INTRODUCTION: Our previous studies have established that EcR-293 cells can be genetically engineered to release NGF in vitro up to 9 days following induction with Ponasterone A (PonA). To further tightly regulate the NGF release, we incorporated herpes simplex virus-thymidine kinase (HSV-TK) gene as a molecular “off switch” in these cells. The present study was performed to assess the reduction in NGF expression following exposure to the suicide gene.
MATERIALS AND METHODS: HSV-TK gene was cloned in expression cassette of plasmid vector pcDNA (pcDNA-TK). NGF producing human embryonic kidney cells (hNGF-EcR-293) cells were transfected with pcDNA-TK to produce a stable cell line named as hNGF-EcR-293-TK. These cells induced with PonA(+) and PonA(-) were left for 5 days without changing the medium. On day 5 gancyclovir was added to the experimental wells. Supernatants were collected at 1, 2, 3 and 4 days post gancyclovir treatment and tested for NGF expression and bioactivity by ELISA and PC-12 cell assay, respectively.

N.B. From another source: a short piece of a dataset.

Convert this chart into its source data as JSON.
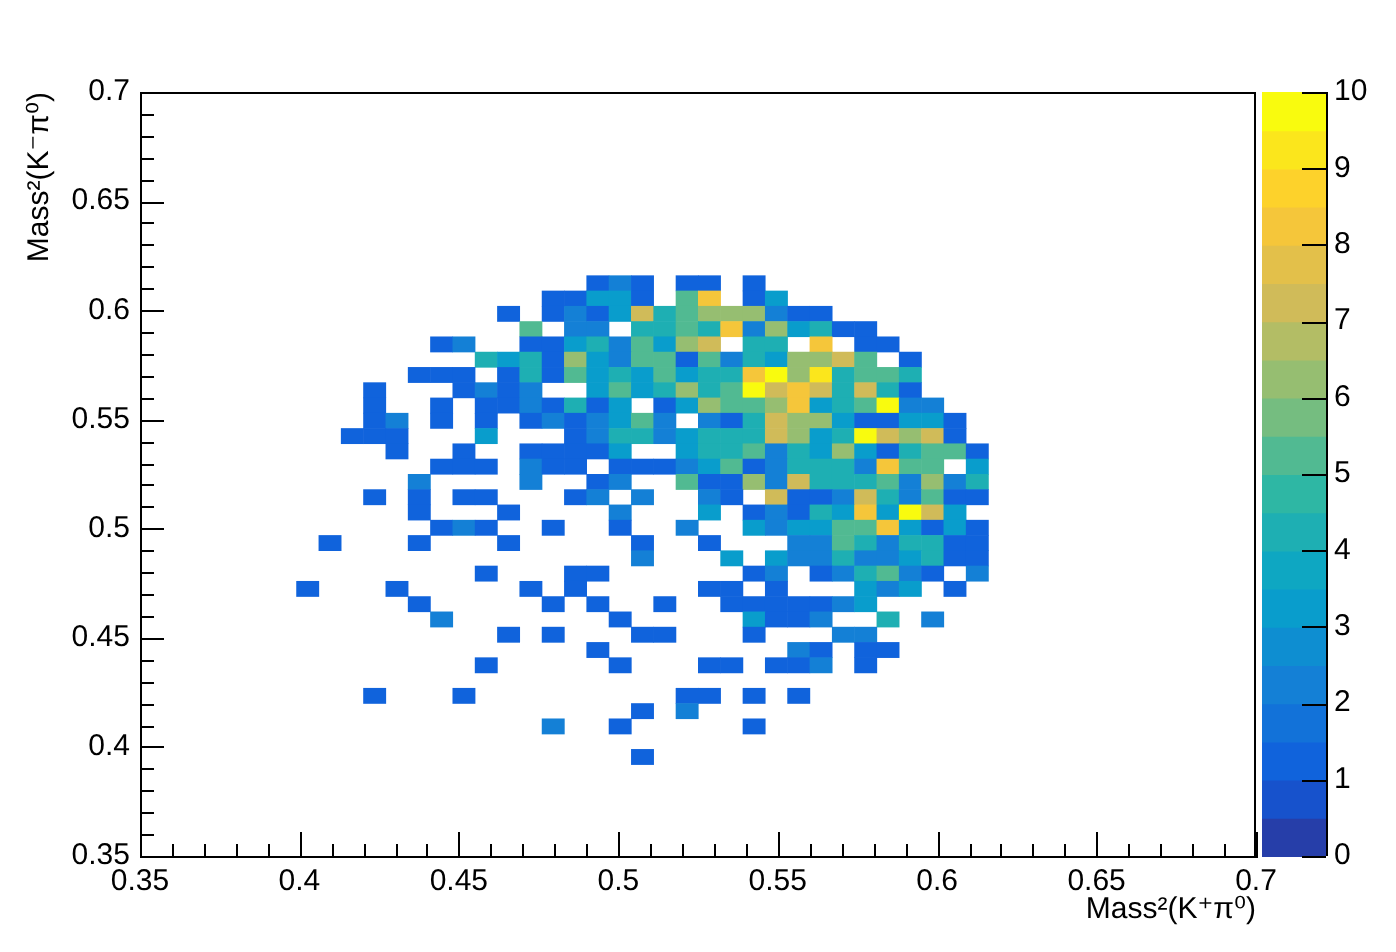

RESULTS: A stable cell line, hNGF-EcR-293-TK was established by transfecting HSV-TK in NGF producing EcR-293 cells followed by cloning and expanding a single cell clone which was used for molecular switch off experiments. Till day 5 post induction with PonA, there was an increase in NGF production. The treatment with gancyclovir at day 5 post induction resulted in the progressive decline in NGF production, reduced PC-12 bioactivity and cell killing. Non-transfected hNGF-EcR-293 and non-induced hNGF-EcR-293-TK control cells did neither had NGF expression nor exhibited any PC-12 bioactivity and did not exhibit any cell killing to gancyclovir treatment. Further experiments are in progress.
CONCLUSIONS: Our current study successfully established a cell line which is capable of both producing and switching off NGF production whenever needed enabling us to have a tighter and regulated control of NGF expression.